Даша приоткрыла глаза. Голова кружилась, под одеялами душно, и то передвинуться на прохладное. Сощурила глаза на свечи, пригляделась. Подле ложа стояли три фигуры. Одна, понятно, Варварушка, а рядом-то?.. Чай, иноземцы какие...

- Кто с тобой?

- Не узнала? - засмеялась Варварушка. - Двигайся, двигайся.

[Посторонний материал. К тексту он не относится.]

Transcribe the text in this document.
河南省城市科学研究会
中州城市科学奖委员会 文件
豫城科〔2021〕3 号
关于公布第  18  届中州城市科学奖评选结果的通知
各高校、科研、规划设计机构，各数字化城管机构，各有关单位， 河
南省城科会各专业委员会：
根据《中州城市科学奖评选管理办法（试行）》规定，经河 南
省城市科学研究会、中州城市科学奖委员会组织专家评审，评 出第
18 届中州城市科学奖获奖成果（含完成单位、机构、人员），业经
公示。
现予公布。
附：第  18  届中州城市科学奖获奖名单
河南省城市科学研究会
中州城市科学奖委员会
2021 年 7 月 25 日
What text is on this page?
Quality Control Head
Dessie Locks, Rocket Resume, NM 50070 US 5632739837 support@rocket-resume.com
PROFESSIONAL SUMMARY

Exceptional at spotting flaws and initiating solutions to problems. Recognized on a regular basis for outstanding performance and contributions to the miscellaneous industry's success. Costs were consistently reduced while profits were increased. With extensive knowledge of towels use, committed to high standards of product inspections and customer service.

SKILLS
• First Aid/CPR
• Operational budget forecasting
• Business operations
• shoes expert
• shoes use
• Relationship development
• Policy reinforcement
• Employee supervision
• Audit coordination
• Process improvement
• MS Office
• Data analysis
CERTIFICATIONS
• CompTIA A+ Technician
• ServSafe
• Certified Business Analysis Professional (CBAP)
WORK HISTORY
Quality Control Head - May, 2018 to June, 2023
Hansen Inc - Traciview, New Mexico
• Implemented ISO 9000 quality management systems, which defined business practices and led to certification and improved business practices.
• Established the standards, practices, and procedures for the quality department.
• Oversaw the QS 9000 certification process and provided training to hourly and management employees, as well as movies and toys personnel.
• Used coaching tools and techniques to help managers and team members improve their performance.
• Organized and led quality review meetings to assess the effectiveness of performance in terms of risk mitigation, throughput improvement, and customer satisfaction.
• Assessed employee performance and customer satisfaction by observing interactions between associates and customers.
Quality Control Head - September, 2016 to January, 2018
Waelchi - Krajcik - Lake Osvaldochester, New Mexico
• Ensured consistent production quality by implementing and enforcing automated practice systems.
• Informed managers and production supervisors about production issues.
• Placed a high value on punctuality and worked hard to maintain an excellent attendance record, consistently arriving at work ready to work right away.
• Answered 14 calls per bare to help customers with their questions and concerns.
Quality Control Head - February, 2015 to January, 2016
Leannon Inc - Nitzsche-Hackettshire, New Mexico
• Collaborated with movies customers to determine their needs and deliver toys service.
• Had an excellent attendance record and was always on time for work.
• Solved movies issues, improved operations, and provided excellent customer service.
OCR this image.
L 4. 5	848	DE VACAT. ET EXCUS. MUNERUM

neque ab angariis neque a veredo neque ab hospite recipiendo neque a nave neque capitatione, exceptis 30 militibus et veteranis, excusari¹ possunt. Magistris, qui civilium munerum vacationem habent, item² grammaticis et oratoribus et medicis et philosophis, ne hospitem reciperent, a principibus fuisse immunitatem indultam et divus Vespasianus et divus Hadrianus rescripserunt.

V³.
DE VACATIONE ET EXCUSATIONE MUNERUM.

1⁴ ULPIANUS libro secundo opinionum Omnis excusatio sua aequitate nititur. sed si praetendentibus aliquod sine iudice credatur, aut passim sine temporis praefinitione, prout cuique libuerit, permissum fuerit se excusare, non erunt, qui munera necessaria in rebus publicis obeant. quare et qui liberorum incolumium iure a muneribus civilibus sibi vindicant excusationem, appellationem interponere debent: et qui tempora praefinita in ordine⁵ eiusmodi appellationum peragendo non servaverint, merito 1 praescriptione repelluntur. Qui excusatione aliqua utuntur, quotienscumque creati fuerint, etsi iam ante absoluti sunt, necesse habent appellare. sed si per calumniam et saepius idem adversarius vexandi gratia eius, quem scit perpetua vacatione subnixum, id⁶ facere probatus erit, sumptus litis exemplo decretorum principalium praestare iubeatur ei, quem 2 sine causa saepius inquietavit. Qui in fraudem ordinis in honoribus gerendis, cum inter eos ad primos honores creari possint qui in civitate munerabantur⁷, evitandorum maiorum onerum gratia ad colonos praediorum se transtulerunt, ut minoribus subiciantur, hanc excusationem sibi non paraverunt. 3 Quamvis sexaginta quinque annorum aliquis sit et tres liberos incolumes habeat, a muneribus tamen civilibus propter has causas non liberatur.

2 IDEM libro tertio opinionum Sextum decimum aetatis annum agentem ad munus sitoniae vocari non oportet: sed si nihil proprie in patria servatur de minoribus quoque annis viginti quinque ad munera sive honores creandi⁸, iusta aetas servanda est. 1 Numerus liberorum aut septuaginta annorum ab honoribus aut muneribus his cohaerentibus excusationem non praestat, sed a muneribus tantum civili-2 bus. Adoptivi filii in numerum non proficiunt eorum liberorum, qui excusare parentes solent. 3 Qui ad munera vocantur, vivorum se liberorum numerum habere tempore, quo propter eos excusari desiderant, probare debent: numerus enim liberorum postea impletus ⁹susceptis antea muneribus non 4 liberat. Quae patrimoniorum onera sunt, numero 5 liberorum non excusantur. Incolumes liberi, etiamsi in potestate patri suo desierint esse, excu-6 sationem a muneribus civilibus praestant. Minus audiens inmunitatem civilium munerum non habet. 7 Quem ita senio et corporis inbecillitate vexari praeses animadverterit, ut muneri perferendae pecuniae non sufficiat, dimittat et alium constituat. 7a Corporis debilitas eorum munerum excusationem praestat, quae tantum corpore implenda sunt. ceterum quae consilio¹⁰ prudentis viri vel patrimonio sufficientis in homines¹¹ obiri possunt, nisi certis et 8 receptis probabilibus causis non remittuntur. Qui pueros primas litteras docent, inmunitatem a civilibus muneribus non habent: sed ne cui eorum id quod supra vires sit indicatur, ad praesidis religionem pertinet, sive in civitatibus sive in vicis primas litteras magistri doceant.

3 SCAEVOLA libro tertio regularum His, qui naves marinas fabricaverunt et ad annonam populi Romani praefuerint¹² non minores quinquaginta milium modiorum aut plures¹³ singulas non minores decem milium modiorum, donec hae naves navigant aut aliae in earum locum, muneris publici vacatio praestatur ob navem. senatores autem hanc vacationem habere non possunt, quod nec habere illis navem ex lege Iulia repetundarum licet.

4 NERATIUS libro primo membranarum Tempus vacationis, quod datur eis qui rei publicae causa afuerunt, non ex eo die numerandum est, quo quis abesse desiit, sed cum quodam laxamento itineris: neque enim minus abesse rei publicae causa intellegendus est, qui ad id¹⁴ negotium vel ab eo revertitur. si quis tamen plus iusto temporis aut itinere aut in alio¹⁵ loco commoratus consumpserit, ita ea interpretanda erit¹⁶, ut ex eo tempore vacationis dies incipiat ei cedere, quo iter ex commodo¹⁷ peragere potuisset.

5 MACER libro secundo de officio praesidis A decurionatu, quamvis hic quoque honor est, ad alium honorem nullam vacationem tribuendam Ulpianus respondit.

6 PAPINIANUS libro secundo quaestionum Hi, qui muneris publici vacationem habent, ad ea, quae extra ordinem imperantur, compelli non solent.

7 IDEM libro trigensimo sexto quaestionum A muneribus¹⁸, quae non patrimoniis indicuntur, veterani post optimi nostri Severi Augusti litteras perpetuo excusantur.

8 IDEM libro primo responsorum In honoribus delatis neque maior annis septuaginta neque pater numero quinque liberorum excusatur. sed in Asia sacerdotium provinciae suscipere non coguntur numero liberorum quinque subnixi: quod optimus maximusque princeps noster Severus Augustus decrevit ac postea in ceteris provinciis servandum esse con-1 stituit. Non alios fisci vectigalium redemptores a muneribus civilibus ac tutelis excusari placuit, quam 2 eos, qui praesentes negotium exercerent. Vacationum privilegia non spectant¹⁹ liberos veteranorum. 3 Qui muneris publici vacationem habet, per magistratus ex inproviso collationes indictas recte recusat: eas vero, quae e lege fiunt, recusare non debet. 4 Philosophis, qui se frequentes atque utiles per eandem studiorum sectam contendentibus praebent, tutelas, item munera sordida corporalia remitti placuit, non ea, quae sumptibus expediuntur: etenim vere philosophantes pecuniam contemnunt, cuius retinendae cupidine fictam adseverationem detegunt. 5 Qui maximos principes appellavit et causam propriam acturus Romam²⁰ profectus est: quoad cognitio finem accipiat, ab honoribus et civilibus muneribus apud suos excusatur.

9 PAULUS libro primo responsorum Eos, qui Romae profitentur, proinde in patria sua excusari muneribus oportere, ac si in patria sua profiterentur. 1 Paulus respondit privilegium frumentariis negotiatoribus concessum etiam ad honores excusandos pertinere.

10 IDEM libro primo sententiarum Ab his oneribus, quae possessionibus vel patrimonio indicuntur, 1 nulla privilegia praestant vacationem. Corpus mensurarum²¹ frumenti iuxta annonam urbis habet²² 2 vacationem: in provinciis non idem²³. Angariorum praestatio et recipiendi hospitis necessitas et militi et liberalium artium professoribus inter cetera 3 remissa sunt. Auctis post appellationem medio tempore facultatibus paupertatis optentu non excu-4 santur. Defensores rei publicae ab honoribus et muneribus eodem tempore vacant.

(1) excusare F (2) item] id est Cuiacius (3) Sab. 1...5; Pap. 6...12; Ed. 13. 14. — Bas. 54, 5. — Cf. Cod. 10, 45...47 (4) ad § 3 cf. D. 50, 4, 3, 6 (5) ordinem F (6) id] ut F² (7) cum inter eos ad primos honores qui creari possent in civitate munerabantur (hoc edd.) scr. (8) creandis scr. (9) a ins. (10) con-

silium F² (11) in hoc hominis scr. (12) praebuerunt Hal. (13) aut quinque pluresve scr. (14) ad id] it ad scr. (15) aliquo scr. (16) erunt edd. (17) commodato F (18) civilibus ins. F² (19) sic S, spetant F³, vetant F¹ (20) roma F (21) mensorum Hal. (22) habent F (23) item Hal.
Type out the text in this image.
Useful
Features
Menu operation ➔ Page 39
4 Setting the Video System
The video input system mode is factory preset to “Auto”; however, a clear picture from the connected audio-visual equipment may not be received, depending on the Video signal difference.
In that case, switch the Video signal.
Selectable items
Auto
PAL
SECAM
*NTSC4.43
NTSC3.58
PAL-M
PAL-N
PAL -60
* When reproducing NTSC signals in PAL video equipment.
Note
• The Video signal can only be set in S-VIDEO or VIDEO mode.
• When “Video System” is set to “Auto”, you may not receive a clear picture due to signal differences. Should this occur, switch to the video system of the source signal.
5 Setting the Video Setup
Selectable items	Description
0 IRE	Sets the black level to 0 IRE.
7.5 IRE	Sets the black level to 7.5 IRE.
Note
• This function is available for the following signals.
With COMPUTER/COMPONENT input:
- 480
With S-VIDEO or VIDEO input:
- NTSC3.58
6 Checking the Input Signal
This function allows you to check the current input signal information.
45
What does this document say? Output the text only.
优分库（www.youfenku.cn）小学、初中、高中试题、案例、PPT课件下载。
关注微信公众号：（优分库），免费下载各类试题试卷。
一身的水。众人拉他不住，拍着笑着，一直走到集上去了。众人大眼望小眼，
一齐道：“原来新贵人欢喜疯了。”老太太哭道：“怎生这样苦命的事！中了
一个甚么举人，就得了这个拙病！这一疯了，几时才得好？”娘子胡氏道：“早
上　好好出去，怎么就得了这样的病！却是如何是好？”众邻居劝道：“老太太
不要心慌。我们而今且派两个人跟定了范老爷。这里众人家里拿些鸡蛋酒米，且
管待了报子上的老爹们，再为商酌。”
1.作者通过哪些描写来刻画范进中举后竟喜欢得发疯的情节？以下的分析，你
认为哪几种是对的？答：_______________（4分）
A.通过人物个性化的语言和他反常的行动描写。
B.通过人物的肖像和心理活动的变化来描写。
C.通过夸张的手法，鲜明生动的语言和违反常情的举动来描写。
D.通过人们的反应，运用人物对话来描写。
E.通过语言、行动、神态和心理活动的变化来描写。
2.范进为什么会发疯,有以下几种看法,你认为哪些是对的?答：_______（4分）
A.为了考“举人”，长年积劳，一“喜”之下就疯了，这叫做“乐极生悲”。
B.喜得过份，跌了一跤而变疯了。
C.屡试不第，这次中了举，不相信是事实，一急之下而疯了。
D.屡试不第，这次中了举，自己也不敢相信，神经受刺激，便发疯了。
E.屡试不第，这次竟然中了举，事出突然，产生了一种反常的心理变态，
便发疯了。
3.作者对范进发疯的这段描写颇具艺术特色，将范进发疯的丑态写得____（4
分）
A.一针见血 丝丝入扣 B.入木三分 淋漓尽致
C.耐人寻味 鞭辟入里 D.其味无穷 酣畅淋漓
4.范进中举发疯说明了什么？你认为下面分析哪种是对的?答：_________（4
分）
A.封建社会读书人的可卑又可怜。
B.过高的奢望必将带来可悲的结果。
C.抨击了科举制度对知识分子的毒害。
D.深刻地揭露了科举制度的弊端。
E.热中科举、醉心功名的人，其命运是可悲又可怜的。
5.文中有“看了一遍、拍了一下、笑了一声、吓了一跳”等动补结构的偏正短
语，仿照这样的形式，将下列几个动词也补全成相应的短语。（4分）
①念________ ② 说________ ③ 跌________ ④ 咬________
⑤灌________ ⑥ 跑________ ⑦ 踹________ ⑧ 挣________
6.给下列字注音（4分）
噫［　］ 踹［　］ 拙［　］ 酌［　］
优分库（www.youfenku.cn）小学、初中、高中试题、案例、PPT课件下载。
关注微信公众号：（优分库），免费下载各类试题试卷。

Это тебе, я чай, душно, а нам-то зябко, не лето красное, истопнику зуботычин бы, с утра уже.

Сжалившись над девицами, разряженными в кружева для красоты да потехи, но не для тепла, Варвара посадила их на край ложа, с головой накрыла шубами, втиснулась между.

- Маняша, Анка, хоть пикните чего,  Дарья Михайловна не узнаёт, - скривила рот, засверкала глазами-бусинками.

Дашенька выпростала руку из-под вороха мехов, дотянулась до шуб, что накрывали девиц, приоткрыла, рассматривая.

- Господи! - ахнула, - чего деится-то! Это чего ради так девчушек вырядили? Твои проделки, Варварушка? - обратно упала на подушки, слабо улыбаясь.

- Не мои, Наташины. Царевна благоверная перед отправлением наряды эти в Кукуй-слободе заказать изволила. А сама укатила, ну вот, мы с Татьянкой, княжной Шаховской, да Катериной Баратынской потешились. Скучно ведь, Дашенька, - посетовала.

- Вот Наталья-свет-Алексеевна ужо явится, так скучно не станется, она вам шороху наведёт, - пообещала с подушек Даша.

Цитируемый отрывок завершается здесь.